Sister Norma wasn’t in, but Cesar was, and he was a gracious and informative host. The Humanitarian Relief Center is a 2014 start-up created to help the influx of immigrants crossing the border who didn’t have an adequate place to rest. The center provides a place for men, women, children, and infants to have a warm meal, a shower, and change into clean clothing. Some stay for as much as a week, sleeping in a tent behind the building and using the portable showers provided by the city of McAllen. Some pass through for a half hour – just enough time to collect a few basic amenities like soap and diapers, maybe even some basic medicines. The Center specializes in serving folks in a specific situation: they have been “processed” by ICE, braceleted, and sent to the McAllen bus station, two blocks from the center. Within as much time as a week or as little as a few minutes, they are back on a bus, sandwich and snacks in hand, seeking family or other contacts around the country. Hearings will follow.

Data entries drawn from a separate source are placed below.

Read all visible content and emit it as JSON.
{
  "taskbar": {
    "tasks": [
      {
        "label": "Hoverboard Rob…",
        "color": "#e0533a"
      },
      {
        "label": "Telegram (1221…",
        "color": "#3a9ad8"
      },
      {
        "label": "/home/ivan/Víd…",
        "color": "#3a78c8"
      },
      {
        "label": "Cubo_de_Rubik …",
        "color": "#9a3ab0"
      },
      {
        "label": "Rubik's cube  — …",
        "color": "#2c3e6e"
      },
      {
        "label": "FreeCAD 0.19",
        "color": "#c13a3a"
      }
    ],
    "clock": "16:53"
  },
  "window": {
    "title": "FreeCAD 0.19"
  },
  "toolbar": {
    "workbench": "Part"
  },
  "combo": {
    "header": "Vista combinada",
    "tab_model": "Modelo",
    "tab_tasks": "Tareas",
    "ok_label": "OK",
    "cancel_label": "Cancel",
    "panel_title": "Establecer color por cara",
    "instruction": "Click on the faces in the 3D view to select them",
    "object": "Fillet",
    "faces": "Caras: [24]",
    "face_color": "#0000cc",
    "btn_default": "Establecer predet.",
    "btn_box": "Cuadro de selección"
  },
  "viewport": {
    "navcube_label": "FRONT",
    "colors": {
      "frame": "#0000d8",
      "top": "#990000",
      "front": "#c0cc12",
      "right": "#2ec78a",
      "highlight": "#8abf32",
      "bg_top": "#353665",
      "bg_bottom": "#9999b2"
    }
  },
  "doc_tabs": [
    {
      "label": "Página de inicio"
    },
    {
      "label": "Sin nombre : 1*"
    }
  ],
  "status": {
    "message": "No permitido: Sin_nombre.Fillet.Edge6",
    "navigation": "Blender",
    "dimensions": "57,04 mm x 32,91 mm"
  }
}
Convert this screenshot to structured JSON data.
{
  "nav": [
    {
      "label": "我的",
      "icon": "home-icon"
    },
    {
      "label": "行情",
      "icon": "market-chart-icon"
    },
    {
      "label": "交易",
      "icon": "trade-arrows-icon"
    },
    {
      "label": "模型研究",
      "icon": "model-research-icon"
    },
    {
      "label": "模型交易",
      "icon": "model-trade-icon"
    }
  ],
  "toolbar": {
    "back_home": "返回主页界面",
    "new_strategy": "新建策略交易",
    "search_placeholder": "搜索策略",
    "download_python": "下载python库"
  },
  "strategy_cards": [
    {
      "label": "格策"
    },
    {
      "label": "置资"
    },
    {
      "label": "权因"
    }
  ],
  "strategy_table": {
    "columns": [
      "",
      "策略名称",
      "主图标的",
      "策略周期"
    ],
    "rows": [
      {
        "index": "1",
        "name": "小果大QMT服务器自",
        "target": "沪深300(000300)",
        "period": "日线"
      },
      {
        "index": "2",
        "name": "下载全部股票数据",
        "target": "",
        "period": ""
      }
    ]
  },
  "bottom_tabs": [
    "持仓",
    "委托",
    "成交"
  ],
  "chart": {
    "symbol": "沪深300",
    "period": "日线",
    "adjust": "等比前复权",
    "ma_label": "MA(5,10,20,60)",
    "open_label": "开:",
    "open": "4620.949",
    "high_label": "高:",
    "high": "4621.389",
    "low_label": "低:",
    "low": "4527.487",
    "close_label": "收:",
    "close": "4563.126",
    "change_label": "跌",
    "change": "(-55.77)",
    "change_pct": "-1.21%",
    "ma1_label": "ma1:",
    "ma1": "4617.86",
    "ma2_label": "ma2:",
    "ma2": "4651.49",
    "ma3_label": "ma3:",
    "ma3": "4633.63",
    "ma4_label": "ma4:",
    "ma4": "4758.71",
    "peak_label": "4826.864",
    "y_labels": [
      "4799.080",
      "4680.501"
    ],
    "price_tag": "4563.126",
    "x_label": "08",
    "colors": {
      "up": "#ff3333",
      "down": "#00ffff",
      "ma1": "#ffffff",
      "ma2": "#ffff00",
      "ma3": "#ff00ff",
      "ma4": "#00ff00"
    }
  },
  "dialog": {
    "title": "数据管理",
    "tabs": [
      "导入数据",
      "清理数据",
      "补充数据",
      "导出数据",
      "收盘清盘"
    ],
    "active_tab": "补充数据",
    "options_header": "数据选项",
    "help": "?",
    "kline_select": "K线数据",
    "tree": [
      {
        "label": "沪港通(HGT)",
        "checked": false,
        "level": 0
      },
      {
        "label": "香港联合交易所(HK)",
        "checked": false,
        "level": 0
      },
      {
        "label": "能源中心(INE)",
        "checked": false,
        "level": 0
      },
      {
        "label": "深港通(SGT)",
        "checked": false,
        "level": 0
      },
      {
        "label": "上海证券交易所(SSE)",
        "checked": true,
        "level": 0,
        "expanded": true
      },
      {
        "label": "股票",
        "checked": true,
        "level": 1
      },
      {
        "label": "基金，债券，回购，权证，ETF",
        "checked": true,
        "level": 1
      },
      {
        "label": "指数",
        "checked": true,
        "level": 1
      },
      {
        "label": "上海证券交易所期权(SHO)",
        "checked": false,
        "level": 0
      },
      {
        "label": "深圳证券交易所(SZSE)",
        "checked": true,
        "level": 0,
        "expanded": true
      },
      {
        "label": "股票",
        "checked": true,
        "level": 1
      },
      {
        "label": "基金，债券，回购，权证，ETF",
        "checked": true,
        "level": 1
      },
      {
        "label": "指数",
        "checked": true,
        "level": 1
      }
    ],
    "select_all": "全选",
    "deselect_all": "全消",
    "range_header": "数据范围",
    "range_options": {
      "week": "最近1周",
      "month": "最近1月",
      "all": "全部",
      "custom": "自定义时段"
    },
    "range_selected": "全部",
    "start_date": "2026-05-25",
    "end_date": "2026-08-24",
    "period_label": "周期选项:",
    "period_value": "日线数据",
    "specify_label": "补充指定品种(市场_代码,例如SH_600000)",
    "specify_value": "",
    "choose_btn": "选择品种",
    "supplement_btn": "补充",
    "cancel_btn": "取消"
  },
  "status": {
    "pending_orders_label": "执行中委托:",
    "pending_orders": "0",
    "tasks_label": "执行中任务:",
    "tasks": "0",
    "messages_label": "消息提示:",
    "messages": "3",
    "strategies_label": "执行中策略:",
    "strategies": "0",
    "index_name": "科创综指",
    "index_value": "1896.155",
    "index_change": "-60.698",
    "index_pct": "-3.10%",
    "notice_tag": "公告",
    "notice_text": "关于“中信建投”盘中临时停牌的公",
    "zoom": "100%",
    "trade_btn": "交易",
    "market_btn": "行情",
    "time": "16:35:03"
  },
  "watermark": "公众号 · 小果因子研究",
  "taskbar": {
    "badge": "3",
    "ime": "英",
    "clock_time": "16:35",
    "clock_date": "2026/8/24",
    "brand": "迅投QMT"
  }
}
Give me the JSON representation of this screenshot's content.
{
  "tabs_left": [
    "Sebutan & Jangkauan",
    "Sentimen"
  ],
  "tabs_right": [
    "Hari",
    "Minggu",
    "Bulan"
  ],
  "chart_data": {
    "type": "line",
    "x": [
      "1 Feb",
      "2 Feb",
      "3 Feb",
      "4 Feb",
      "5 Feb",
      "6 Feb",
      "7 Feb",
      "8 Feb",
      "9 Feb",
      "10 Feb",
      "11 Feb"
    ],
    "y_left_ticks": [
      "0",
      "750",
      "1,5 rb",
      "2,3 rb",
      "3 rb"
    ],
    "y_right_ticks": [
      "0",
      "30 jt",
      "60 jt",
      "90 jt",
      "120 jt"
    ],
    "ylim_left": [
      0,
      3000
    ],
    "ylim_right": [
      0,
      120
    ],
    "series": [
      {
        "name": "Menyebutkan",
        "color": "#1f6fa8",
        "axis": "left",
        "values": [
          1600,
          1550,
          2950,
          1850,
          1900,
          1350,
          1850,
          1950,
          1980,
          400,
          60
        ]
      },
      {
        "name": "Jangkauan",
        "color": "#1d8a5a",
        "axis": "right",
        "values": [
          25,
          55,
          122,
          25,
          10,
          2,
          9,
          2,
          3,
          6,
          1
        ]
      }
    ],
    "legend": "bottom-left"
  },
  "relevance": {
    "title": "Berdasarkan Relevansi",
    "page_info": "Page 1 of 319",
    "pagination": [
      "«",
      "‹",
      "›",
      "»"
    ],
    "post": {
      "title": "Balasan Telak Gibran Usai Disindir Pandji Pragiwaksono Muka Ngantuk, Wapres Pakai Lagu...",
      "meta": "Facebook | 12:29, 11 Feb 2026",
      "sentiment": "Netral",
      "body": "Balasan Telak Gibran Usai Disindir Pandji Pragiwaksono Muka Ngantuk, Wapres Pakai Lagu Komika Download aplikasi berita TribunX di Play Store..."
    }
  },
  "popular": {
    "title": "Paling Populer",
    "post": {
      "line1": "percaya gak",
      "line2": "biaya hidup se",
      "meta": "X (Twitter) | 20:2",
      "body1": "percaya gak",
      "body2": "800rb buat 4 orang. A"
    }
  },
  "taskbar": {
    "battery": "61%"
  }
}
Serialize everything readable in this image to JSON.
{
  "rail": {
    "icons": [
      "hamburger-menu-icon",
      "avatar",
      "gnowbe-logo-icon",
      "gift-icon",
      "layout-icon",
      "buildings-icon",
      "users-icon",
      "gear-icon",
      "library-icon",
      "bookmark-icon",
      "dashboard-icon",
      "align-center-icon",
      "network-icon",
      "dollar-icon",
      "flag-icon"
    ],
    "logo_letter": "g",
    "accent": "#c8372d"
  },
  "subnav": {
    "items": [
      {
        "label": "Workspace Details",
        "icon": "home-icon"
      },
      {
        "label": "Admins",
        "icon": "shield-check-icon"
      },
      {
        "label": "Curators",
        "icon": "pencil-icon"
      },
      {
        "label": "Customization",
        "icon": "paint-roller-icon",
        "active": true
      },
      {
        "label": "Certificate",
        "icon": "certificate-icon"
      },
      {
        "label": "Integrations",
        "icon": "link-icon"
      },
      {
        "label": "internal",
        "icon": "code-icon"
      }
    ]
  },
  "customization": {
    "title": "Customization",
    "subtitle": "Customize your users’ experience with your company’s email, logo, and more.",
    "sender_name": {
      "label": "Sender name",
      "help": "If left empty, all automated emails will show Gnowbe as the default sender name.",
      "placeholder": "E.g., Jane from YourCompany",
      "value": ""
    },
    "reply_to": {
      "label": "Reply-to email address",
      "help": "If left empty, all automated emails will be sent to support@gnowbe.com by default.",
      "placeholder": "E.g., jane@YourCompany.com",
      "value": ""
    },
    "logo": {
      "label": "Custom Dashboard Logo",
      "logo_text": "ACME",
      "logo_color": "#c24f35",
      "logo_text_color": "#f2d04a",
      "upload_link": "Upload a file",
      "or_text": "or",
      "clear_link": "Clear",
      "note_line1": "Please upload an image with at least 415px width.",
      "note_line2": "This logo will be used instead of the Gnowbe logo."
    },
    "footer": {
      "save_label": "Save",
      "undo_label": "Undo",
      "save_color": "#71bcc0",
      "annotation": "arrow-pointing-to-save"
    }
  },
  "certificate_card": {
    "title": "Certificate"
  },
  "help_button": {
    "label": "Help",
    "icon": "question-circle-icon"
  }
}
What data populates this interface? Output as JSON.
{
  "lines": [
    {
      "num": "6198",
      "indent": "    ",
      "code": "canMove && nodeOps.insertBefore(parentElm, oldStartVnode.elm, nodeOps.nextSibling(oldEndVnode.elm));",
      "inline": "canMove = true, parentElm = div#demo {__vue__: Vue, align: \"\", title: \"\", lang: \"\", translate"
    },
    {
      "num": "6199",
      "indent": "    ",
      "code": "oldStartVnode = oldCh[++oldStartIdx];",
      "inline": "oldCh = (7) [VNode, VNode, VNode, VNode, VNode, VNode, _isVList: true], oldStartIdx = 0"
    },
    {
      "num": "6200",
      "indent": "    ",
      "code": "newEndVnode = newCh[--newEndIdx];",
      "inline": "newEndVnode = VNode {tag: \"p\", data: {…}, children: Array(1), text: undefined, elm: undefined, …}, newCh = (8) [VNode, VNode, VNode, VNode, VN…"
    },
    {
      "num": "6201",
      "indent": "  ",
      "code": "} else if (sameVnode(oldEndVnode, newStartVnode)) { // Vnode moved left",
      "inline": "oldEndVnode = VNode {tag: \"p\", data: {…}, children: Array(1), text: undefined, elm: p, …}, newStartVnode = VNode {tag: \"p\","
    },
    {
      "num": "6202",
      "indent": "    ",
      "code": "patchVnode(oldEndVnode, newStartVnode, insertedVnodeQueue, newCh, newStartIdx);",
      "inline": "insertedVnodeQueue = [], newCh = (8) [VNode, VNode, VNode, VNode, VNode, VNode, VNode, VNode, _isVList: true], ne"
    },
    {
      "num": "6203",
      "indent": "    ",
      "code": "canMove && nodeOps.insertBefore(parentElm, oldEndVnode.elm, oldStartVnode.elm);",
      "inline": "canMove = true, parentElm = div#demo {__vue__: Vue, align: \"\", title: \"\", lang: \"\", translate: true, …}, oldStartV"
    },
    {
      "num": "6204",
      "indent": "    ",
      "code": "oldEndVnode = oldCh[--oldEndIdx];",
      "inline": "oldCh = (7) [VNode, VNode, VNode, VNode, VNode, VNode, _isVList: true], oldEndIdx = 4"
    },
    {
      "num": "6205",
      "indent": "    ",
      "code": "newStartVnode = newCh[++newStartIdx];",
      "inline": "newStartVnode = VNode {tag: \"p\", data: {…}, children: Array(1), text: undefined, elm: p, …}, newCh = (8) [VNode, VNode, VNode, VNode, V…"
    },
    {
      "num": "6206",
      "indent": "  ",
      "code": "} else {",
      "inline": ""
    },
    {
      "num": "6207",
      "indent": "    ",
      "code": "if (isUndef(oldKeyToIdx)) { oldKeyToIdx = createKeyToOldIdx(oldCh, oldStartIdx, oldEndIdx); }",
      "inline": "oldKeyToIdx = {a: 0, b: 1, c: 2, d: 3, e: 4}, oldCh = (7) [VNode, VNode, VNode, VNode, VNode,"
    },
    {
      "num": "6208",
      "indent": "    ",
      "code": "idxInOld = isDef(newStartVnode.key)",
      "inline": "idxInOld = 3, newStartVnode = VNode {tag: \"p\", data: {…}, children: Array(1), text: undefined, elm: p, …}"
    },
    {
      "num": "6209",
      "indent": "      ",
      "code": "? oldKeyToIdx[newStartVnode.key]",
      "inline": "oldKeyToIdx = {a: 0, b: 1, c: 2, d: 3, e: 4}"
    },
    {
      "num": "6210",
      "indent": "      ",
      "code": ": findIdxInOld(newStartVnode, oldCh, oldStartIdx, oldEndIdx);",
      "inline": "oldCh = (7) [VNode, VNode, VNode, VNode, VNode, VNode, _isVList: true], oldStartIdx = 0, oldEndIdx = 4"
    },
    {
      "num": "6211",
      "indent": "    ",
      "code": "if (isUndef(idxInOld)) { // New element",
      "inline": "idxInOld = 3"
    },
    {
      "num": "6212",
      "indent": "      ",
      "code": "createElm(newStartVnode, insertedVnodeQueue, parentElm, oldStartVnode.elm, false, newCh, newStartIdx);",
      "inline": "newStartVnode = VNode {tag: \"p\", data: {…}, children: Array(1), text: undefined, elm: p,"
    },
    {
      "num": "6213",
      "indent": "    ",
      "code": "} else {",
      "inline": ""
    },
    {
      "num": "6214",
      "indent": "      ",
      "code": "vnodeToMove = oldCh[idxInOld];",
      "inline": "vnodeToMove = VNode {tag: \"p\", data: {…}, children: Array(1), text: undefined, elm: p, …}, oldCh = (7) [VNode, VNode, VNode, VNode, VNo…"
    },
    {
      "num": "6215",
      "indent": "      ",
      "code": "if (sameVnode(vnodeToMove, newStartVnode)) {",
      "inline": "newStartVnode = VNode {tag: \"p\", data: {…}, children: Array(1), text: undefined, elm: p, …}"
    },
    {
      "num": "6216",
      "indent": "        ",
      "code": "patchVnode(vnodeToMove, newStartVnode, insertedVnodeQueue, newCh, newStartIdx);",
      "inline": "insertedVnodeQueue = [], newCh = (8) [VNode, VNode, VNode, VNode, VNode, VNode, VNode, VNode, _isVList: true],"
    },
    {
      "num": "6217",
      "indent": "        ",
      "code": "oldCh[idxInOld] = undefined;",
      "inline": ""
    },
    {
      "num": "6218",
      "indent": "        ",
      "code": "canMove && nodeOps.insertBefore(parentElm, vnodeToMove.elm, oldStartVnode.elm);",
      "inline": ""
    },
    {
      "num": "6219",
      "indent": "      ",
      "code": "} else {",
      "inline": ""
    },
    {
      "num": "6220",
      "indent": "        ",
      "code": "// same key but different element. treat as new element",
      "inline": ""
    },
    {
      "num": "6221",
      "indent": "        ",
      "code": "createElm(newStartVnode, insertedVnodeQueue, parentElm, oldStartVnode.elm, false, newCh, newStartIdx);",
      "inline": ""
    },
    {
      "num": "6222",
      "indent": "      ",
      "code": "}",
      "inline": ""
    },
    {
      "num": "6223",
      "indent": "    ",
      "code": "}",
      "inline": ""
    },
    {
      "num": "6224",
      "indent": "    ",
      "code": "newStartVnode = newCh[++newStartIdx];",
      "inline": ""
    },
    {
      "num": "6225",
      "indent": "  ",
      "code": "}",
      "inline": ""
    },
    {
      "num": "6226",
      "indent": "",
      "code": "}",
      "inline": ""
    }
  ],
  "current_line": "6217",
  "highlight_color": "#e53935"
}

Who comprises this community into which these travelers passed? The McAllen-Edinburgh-Mission metro area is about 92% Hispanic, of which 97% is Mexican and almost 30% is foreign-born. It had been a while since I had seen a Catholic congregation with so little gray hair – unsurprising, since about 35% of the Hispanic community in the region is under 18.[1]Something else was notable, too. Despite its status as a “Catholic Charity,” Baptists and Muslims volunteered their time and resources.

After spending time at Sacred Heart, we spent the remainder of our Sunday afternoon in McAllen’s Anzalduas Park, swimming and splashing in the shallow waters of the Rio Grande on the Mexican side. According to a local law enforcement officer, we would not have been able to swim on the US side because of the risk of lawsuits. A stark reminder of the special nature of the border occurred when we observed a boat, launched from Mexico, full of young passengers dancing with their hands in the air and salsa music blaring from the sound system. Approximately one hundred yards away, the Texas Highway Patrol, automatic weapons ready (but never fired, they said), shared the aqua waters of the Rio Grande with bathers and holidaymakers.

Lesson #2: The Border region reflects a unique mix of conflict and cooperation – sometimes both at once.